Yes but with the huge gap it will create between the 2 currencies, it could be counterproductive. Not that the US is in fault, Draghi is.
Like I said in my longer post above, the state bonds the ECB buys don't necessarily come from banks, and if, those banks don't necessarily pump the money into the market.
If that happens, it will have a huge blow back.
If the EU continues like that, I seriously don't envy the people who saved all their life. They already lost a lot, now it starts to get ridiculous
Pension funds with mainly Euro investements will crumble,...

Warren Buffet already announced to borrow his money in Euros and invest it in the US.
 
those banks don't necessarily pump the money into the market.
The idea of pumping money into the market is a ridiculous. That doesn't solve anything. All that does is guarantee that nobody has any savings to fall back on when natural market corrections occur.

If that happens, it will have a huge blow back.
If the EU continues like that, I seriously don't envy the people who saved all their life. They already lost a lot, now it starts to get ridiculous
Pension funds with mainly Euro investements will crumble,...
It's going to happen. The correction will happen eventually. They can either stop fiddling with the market now and let it happen naturally or keep fiddling and create an even larger disaster. Government officials, being the control freaks that they are, will undoubtedly keep trying to solve a problem which is unsolvable.
 
I'm totally with you. Subventions, pumping money into markets is skewing free markets...
Sooner or later, markets will react, because of basic economic principles.

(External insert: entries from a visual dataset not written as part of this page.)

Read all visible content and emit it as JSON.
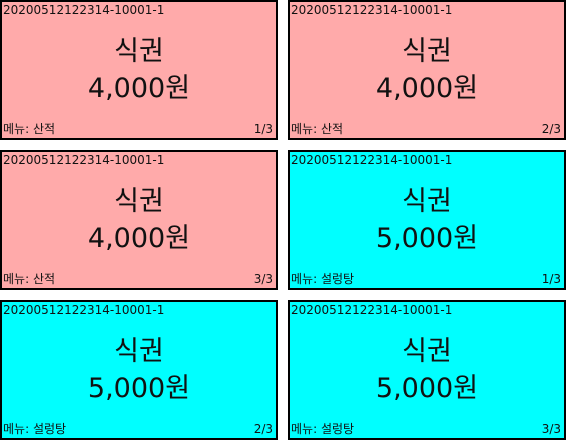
{
  "colors": {
    "sanjeok_background": "#ffaaaa",
    "seolleongtang_background": "#00ffff",
    "border": "#000000"
  },
  "tickets": [
    {
      "code": "20200512122314-10001-1",
      "title": "식권",
      "price": "4,000원",
      "menu_label": "메뉴:",
      "menu_value": "산적",
      "sequence": "1/3",
      "bg": "#ffaaaa"
    },
    {
      "code": "20200512122314-10001-1",
      "title": "식권",
      "price": "4,000원",
      "menu_label": "메뉴:",
      "menu_value": "산적",
      "sequence": "2/3",
      "bg": "#ffaaaa"
    },
    {
      "code": "20200512122314-10001-1",
      "title": "식권",
      "price": "4,000원",
      "menu_label": "메뉴:",
      "menu_value": "산적",
      "sequence": "3/3",
      "bg": "#ffaaaa"
    },
    {
      "code": "20200512122314-10001-1",
      "title": "식권",
      "price": "5,000원",
      "menu_label": "메뉴:",
      "menu_value": "설렁탕",
      "sequence": "1/3",
      "bg": "#00ffff"
    },
    {
      "code": "20200512122314-10001-1",
      "title": "식권",
      "price": "5,000원",
      "menu_label": "메뉴:",
      "menu_value": "설렁탕",
      "sequence": "2/3",
      "bg": "#00ffff"
    },
    {
      "code": "20200512122314-10001-1",
      "title": "식권",
      "price": "5,000원",
      "menu_label": "메뉴:",
      "menu_value": "설렁탕",
      "sequence": "3/3",
      "bg": "#00ffff"
    }
  ]
}
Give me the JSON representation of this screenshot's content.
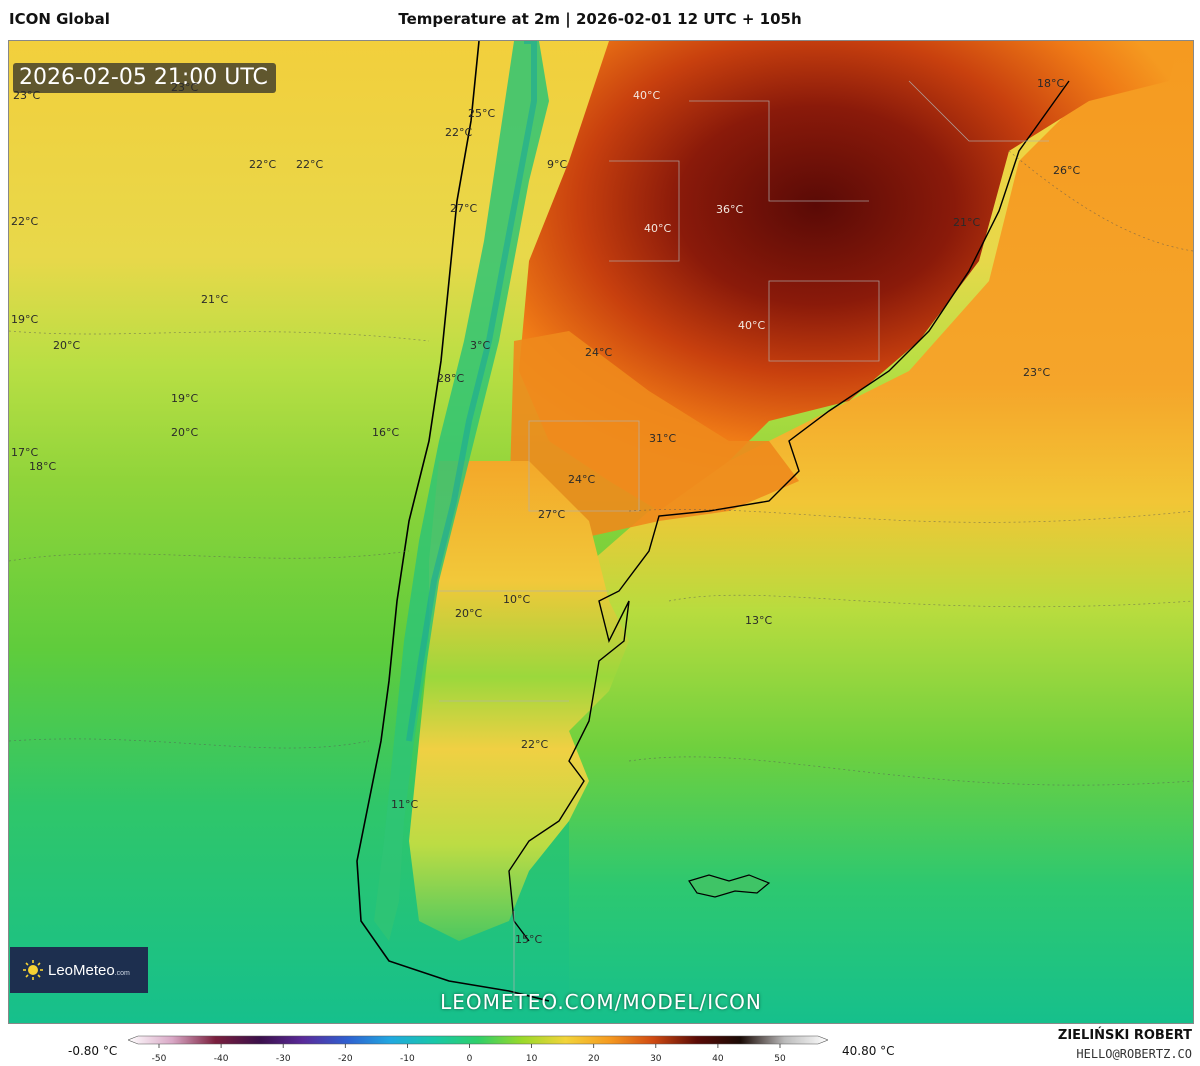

But seeing your avatar, I wonder if Bernanke wouldn't play the money flow card to counter Draghi??

I'm now eager to see if NYSE's yesterdays down will be followed today by a massive up again?
The Dax hit a new high today after it had a blowback yesterday.
Nikkei closed on the green side...
Really curious if the US fear will continue or not. It could have been a good chance for people to get into the market at better rates. If that happened enough, he should see a up.